Insurance Council of NZ chief executive Tim Grafton hopes the last few weeks have been a big wake-up call around what climate change could bring and how work needs to be done to reduce the risk to extreme weather events particularly when it comes to people in properties in high-risk locations.

“You want to reduce risks not because of the affordability of insurance, but because we want to avoid death as we’ve seen from the fatalities of the last two weeks, we want to avoid social trauma of getting two metres of silt out of your house, we want to avoid the contamination of food, the loss of treasured possessions, the total destruction of where you are living and ultimately these areas will become less attractive to live which again will play out in terms of the value of the properties.”

The measures that need to be carried out to prevent risk will differ from location to location, but he agrees with Matthewman that it could include relocating people, streets or entire communities.

“If we do nothing about reducing risk, and insurance is all about the transfer of risk, then insurance will over time reflect in its premiums and excesses the increasing risk, or whether or not it wants to accept the risk,” he said.

The impact of Cyclone Gabrielle on Muriwai, Auckland. Landslides in the beach suburb claimed the lives of two firefighters.

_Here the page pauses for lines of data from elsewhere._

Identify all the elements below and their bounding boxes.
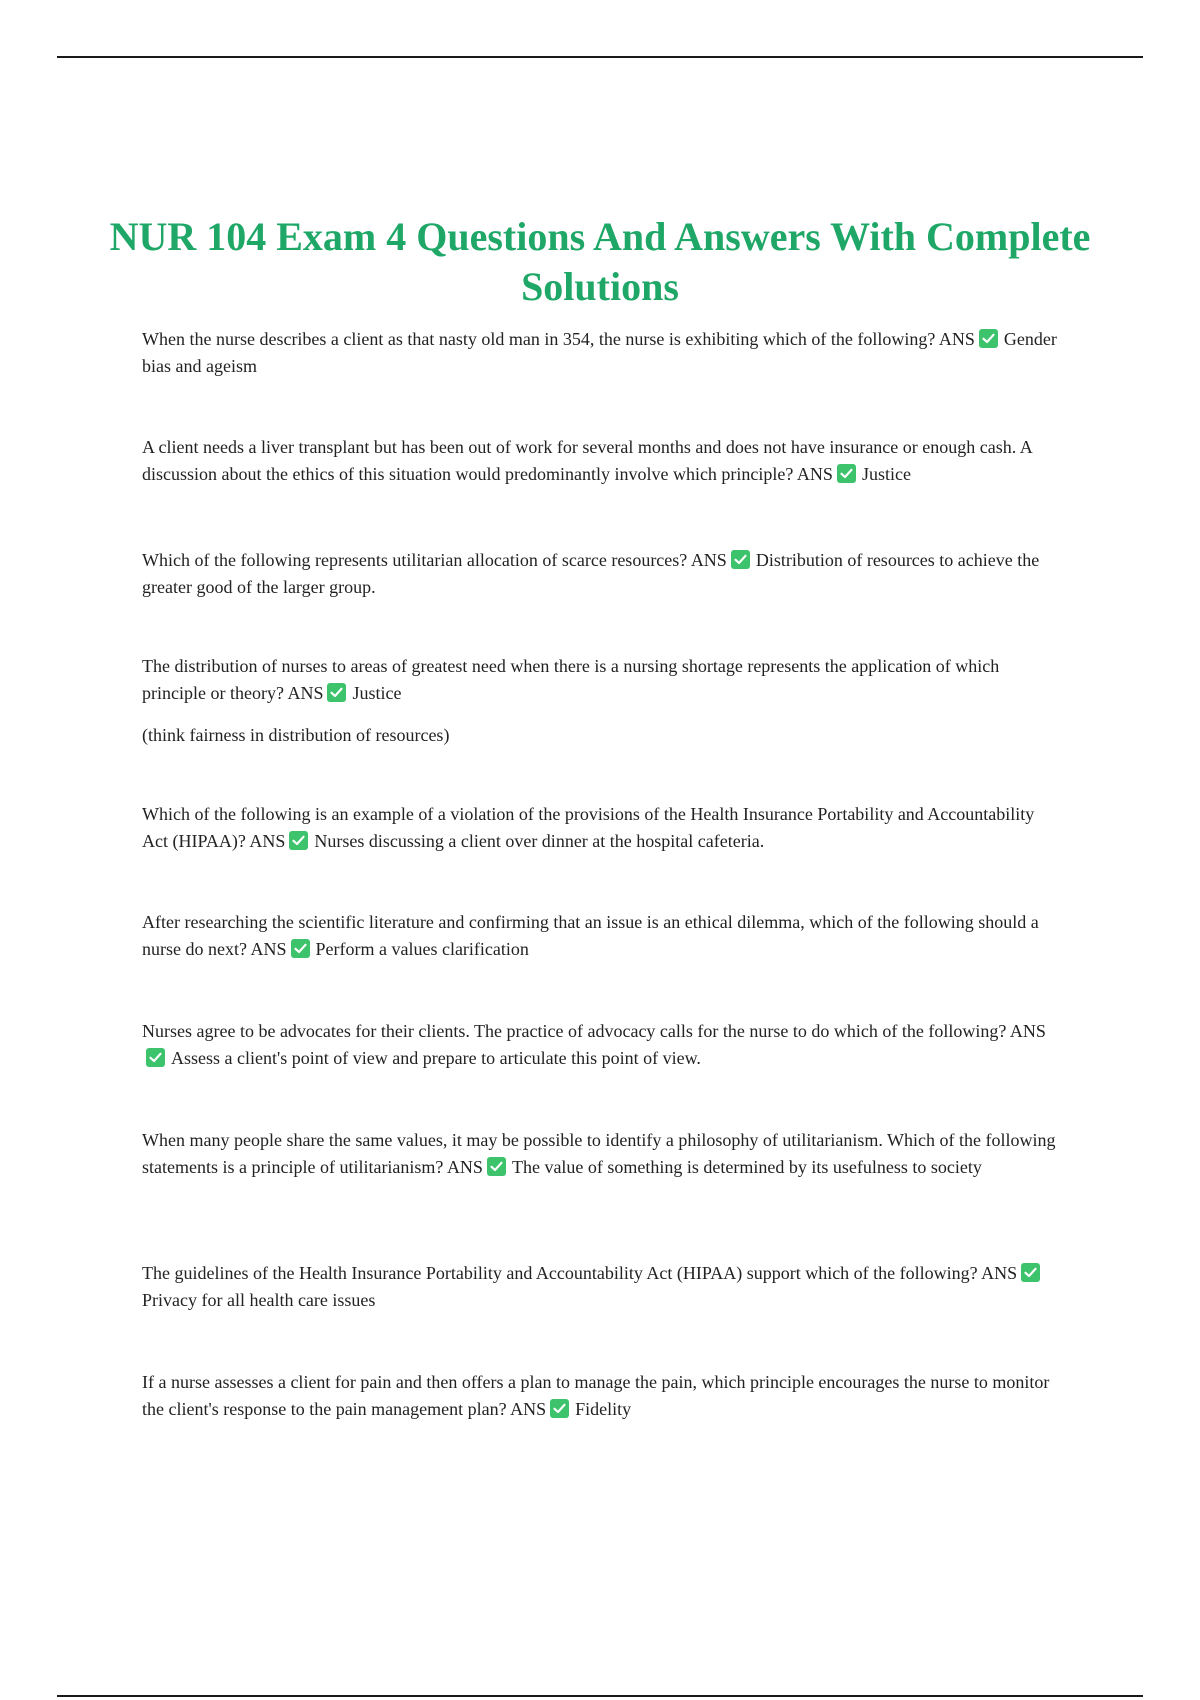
qa-text [142,653,1062,707]
page-title: NUR 104 Exam 4 Questions And Answers With Complete Solutions [109,214,1091,309]
question-text: When the nurse describes a client as that nasty old man in 354, the nurse is exhibiting which of the following? [142,329,936,349]
check-mark-icon [291,939,310,958]
answer-text: Nurses discussing a client over dinner at the hospital cafeteria. [314,831,765,851]
answer-text: Gender bias and ageism [142,329,1057,376]
question-text: The distribution of nurses to areas of greatest need when there is a nursing shortage represents the application of which principle or theory? [142,656,1000,703]
answer-text: Perform a values clarification [315,939,529,959]
answer-text: Justice [861,464,911,484]
check-mark-icon [1021,1263,1040,1282]
qa-text [142,1369,1062,1423]
qa-text [142,1018,1062,1072]
qa-item-1 [142,326,1062,380]
ans-label: ANS [690,550,727,570]
ans-label: ANS [446,1157,483,1177]
question-text: After researching the scientific literature and confirming that an issue is an ethical dilemma, which of the following should a nurse do next? [142,912,1039,959]
ans-label: ANS [249,831,286,851]
ans-label: ANS [938,329,975,349]
answer-text: Justice [352,683,402,703]
qa-item-10 [142,1369,1062,1423]
answer-text: Distribution of resources to achieve the greater good of the larger group. [142,550,1040,597]
qa-item-4 [142,653,1062,749]
qa-item-5 [142,801,1062,855]
question-text: When many people share the same values, it may be possible to identify a philosophy of utilitarianism. Which of the following statements is a principle of utilitarianism? [142,1130,1056,1177]
check-mark-icon [487,1157,506,1176]
ans-label: ANS [510,1399,547,1419]
ans-label: ANS [981,1263,1018,1283]
ans-label: ANS [1009,1021,1046,1041]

Photo / George Heard

CoreLogic chief economist Kelvin Davidson: “Theoretically, if insurance is going to cost you more, your house is worth less really because it’s costing more to run.” Photo / Peter Meecham

“Here’s the opportunity to look at what we do in future as we look to recovery – do we just build everything back in the same place to the way it was or do we look at potential areas where we could be in less risky areas to protect people in their property.”

CoreLogic chief economist Kelvin Davidson agrees it is a national issue that could result in people changing their mentality around living by rivers and the sea and on cliff-sides, which have previously been seen as desirable areas.

“Does that genuinely change and people go, ‘no, you know what I don’t want to live in that area any more’. Do we change where we build?”

Rather than moving people away from existing areas, Davidson said the government may instead take a strong stance around where new subdivisions can be built and avoid areas where there is known flood or earthquake risk.

He also questions whether people living in what are deemed as riskier areas may in the future have to pay more in insurance premiums and if this will in turn lower the value of their properties.

“Theoretically, if insurance is going to cost you more, your house is worth less really because it’s costing more to run. So, the theory would tell you a buyer would pay less to buy it.”